While ISO 3834, which defines the quality requirements for fusion welding of metallic materials, is a requirement for railway vehicle and component manufacturers: “it is only the base requirement,” says Herman Potgieter of SAIW Certification.
“EN 15085 is a product-specific standard for the construction, manufacturing and testing of welded railway vehicles. As such there are specific requirements in the EN 15085 standard to ensure the quality and safety of railway equipment. Original equipment manufacturers (OEMs) such as Bombardier, CSR, CNR, GE, and Alstom, therefore, require that their subcontractors are EN 15085-certified in order to guarantee the quality and safety of the products they are manufacturing,” he says adding, “if our fabricators, want to make the most of the once-in-a-lifetime opportunity to participate in current rail rejuvenation projects, they must comply with both ISO 3834 and EN 15085 requirements.”

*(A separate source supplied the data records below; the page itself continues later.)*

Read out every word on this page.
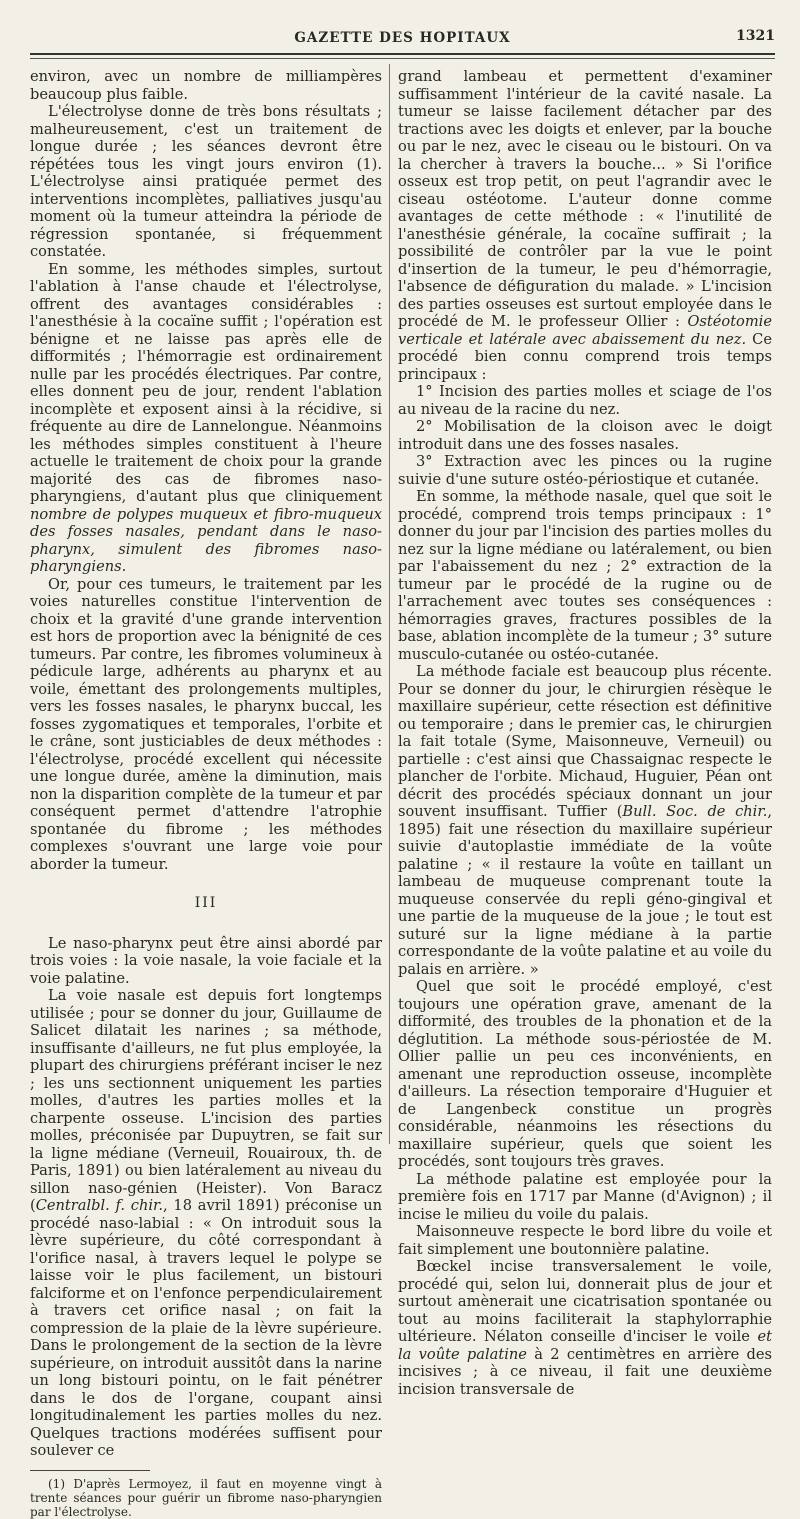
GAZETTE DES HOPITAUX	1321

environ, avec un nombre de milliampères beaucoup plus faible.

L'électrolyse donne de très bons résultats ; malheureusement, c'est un traitement de longue durée ; les séances devront être répétées tous les vingt jours environ (1). L'électrolyse ainsi pratiquée permet des interventions incomplètes, palliatives jusqu'au moment où la tumeur atteindra la période de régression spontanée, si fréquemment constatée.

En somme, les méthodes simples, surtout l'ablation à l'anse chaude et l'électrolyse, offrent des avantages considérables : l'anesthésie à la cocaïne suffit ; l'opération est bénigne et ne laisse pas après elle de difformités ; l'hémorragie est ordinairement nulle par les procédés électriques. Par contre, elles donnent peu de jour, rendent l'ablation incomplète et exposent ainsi à la récidive, si fréquente au dire de Lannelongue. Néanmoins les méthodes simples constituent à l'heure actuelle le traitement de choix pour la grande majorité des cas de fibromes naso-pharyngiens, d'autant plus que cliniquement nombre de polypes muqueux et fibro-muqueux des fosses nasales, pendant dans le naso-pharynx, simulent des fibromes naso-pharyngiens.

Or, pour ces tumeurs, le traitement par les voies naturelles constitue l'intervention de choix et la gravité d'une grande intervention est hors de proportion avec la bénignité de ces tumeurs. Par contre, les fibromes volumineux à pédicule large, adhérents au pharynx et au voile, émettant des prolongements multiples, vers les fosses nasales, le pharynx buccal, les fosses zygomatiques et temporales, l'orbite et le crâne, sont justiciables de deux méthodes : l'électrolyse, procédé excellent qui nécessite une longue durée, amène la diminution, mais non la disparition complète de la tumeur et par conséquent permet d'attendre l'atrophie spontanée du fibrome ; les méthodes complexes s'ouvrant une large voie pour aborder la tumeur.

III

Le naso-pharynx peut être ainsi abordé par trois voies : la voie nasale, la voie faciale et la voie palatine.

La voie nasale est depuis fort longtemps utilisée ; pour se donner du jour, Guillaume de Salicet dilatait les narines ; sa méthode, insuffisante d'ailleurs, ne fut plus employée, la plupart des chirurgiens préférant inciser le nez ; les uns sectionnent uniquement les parties molles, d'autres les parties molles et la charpente osseuse. L'incision des parties molles, préconisée par Dupuytren, se fait sur la ligne médiane (Verneuil, Rouairoux, th. de Paris, 1891) ou bien latéralement au niveau du sillon naso-génien (Heister). Von Baracz (Centralbl. f. chir., 18 avril 1891) préconise un procédé naso-labial : « On introduit sous la lèvre supérieure, du côté correspondant à l'orifice nasal, à travers lequel le polype se laisse voir le plus facilement, un bistouri falciforme et on l'enfonce perpendiculairement à travers cet orifice nasal ; on fait la compression de la plaie de la lèvre supérieure. Dans le prolongement de la section de la lèvre supérieure, on introduit aussitôt dans la narine un long bistouri pointu, on le fait pénétrer dans le dos de l'organe, coupant ainsi longitudinalement les parties molles du nez. Quelques tractions modérées suffisent pour soulever ce

(1) D'après Lermoyez, il faut en moyenne vingt à trente séances pour guérir un fibrome naso-pharyngien par l'électrolyse.

grand lambeau et permettent d'examiner suffisamment l'intérieur de la cavité nasale. La tumeur se laisse facilement détacher par des tractions avec les doigts et enlever, par la bouche ou par le nez, avec le ciseau ou le bistouri. On va la chercher à travers la bouche... » Si l'orifice osseux est trop petit, on peut l'agrandir avec le ciseau ostéotome. L'auteur donne comme avantages de cette méthode : « l'inutilité de l'anesthésie générale, la cocaïne suffirait ; la possibilité de contrôler par la vue le point d'insertion de la tumeur, le peu d'hémorragie, l'absence de défiguration du malade. » L'incision des parties osseuses est surtout employée dans le procédé de M. le professeur Ollier : Ostéotomie verticale et latérale avec abaissement du nez. Ce procédé bien connu comprend trois temps principaux :

1° Incision des parties molles et sciage de l'os au niveau de la racine du nez.

2° Mobilisation de la cloison avec le doigt introduit dans une des fosses nasales.

3° Extraction avec les pinces ou la rugine suivie d'une suture ostéo-périostique et cutanée.

En somme, la méthode nasale, quel que soit le procédé, comprend trois temps principaux : 1° donner du jour par l'incision des parties molles du nez sur la ligne médiane ou latéralement, ou bien par l'abaissement du nez ; 2° extraction de la tumeur par le procédé de la rugine ou de l'arrachement avec toutes ses conséquences : hémorragies graves, fractures possibles de la base, ablation incomplète de la tumeur ; 3° suture musculo-cutanée ou ostéo-cutanée.

La méthode faciale est beaucoup plus récente. Pour se donner du jour, le chirurgien résèque le maxillaire supérieur, cette résection est définitive ou temporaire ; dans le premier cas, le chirurgien la fait totale (Syme, Maisonneuve, Verneuil) ou partielle : c'est ainsi que Chassaignac respecte le plancher de l'orbite. Michaud, Huguier, Péan ont décrit des procédés spéciaux donnant un jour souvent insuffisant. Tuffier (Bull. Soc. de chir., 1895) fait une résection du maxillaire supérieur suivie d'autoplastie immédiate de la voûte palatine ; « il restaure la voûte en taillant un lambeau de muqueuse comprenant toute la muqueuse conservée du repli géno-gingival et une partie de la muqueuse de la joue ; le tout est suturé sur la ligne médiane à la partie correspondante de la voûte palatine et au voile du palais en arrière. »

Quel que soit le procédé employé, c'est toujours une opération grave, amenant de la difformité, des troubles de la phonation et de la déglutition. La méthode sous-périostée de M. Ollier pallie un peu ces inconvénients, en amenant une reproduction osseuse, incomplète d'ailleurs. La résection temporaire d'Huguier et de Langenbeck constitue un progrès considérable, néanmoins les résections du maxillaire supérieur, quels que soient les procédés, sont toujours très graves.

La méthode palatine est employée pour la première fois en 1717 par Manne (d'Avignon) ; il incise le milieu du voile du palais.

Maisonneuve respecte le bord libre du voile et fait simplement une boutonnière palatine.

Bœckel incise transversalement le voile, procédé qui, selon lui, donnerait plus de jour et surtout amènerait une cicatrisation spontanée ou tout au moins faciliterait la staphylorraphie ultérieure. Nélaton conseille d'inciser le voile et la voûte palatine à 2 centimètres en arrière des incisives ; à ce niveau, il fait une deuxième incision transversale de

Transnet Engineering’s ISO 3834-certified Durban facility was successfully audited by GSI SLV’s representatives for certification to EN 15085 CL1: the highest certification level. Potgieter explains: “CL1 certification applies to safety relevant components such bogie frames and bolsters, body-shell components and under-frame structures,” he says. “Certification to this level attests to the progress that TE has made, with the help of Bombardier, towards becoming a world-class manufacturer for the railway industry,” he adds.
VR Laser has just been successfully audited for EN 15085 CL2 certification, which enables it to construct, manufacture and test welded railway components to international standards.
Following on the heels of this success, the German auditing team moved to Dunswart in Gauteng to audit component manufacturer VR Laser, a local fabricator of steel products for a variety of end-users in the defence, mining, rail and transport sectors. From a railway perspective, VR Laser makes frames for Knorr-Bremse, a global OEM for hydraulic, pneumatic and electrical braking and chassis management systems used by several locomotive OEMs.
VR Laser Systems’ audit was also successful and company will be issued with its EN 15085 CL2 component certificate within a few weeks.
According to VR Laser’s CEO, Pieter van der Merwe, the issuing of EN 15085 CL2 certification attests to “our company’s global competitiveness and adherence to international quality requirements”.
"The certification allows VR Laser to fabricate components for the railway industry to European standards – a standard that is being utilised not only by European railway designers, but by the Chinese. Our certification will allow VR Laser to actively pursue fabrication work for the railway industry, in particular for the Transnet 1064 loco project," says Van der Merwe.
Says Hans of GSI SLV: “We both believe that the companies we have seen in this country have excellent potential. All they need to do is to focus more strongly on the specific EN 15085 requirements, with respect to personnel, supervision, training and welding procedure development.
“We see typical ASME/AWS-style compliance in this country, but 15085 is more European and more detailed. The supervision personnel requirements, for example, specify IWT, IWE and IWS qualifications, which, although International, are more commonly applied in Europe,” he says, adding that these issues are not difficult to overcome.
“The facilities are good, there is a good labour pool and South African labour costs are not yet at US or European levels. So, as long as the training and approval processes can be brought in line, there is as lot of potential here for companies to manufacture for the global railway market,” he assures African Fusion.
Adds Czysch: “We also urge manufactures and welders to pay more attention to housekeeping. If the earth clamp is not secure enough or the gas shroud is covered in spatter, then perfect welds will be impossible to achieve. These things are important.”
“A truck driver, for example, has a responsibility for the safety of the truck,” continues Hans. “He needs to make sure that the brakes are working properly and the tyres are pumped up. Similarly, a welder must take care of his equipment to give the best possible chance of producing good quality welds,” he concludes.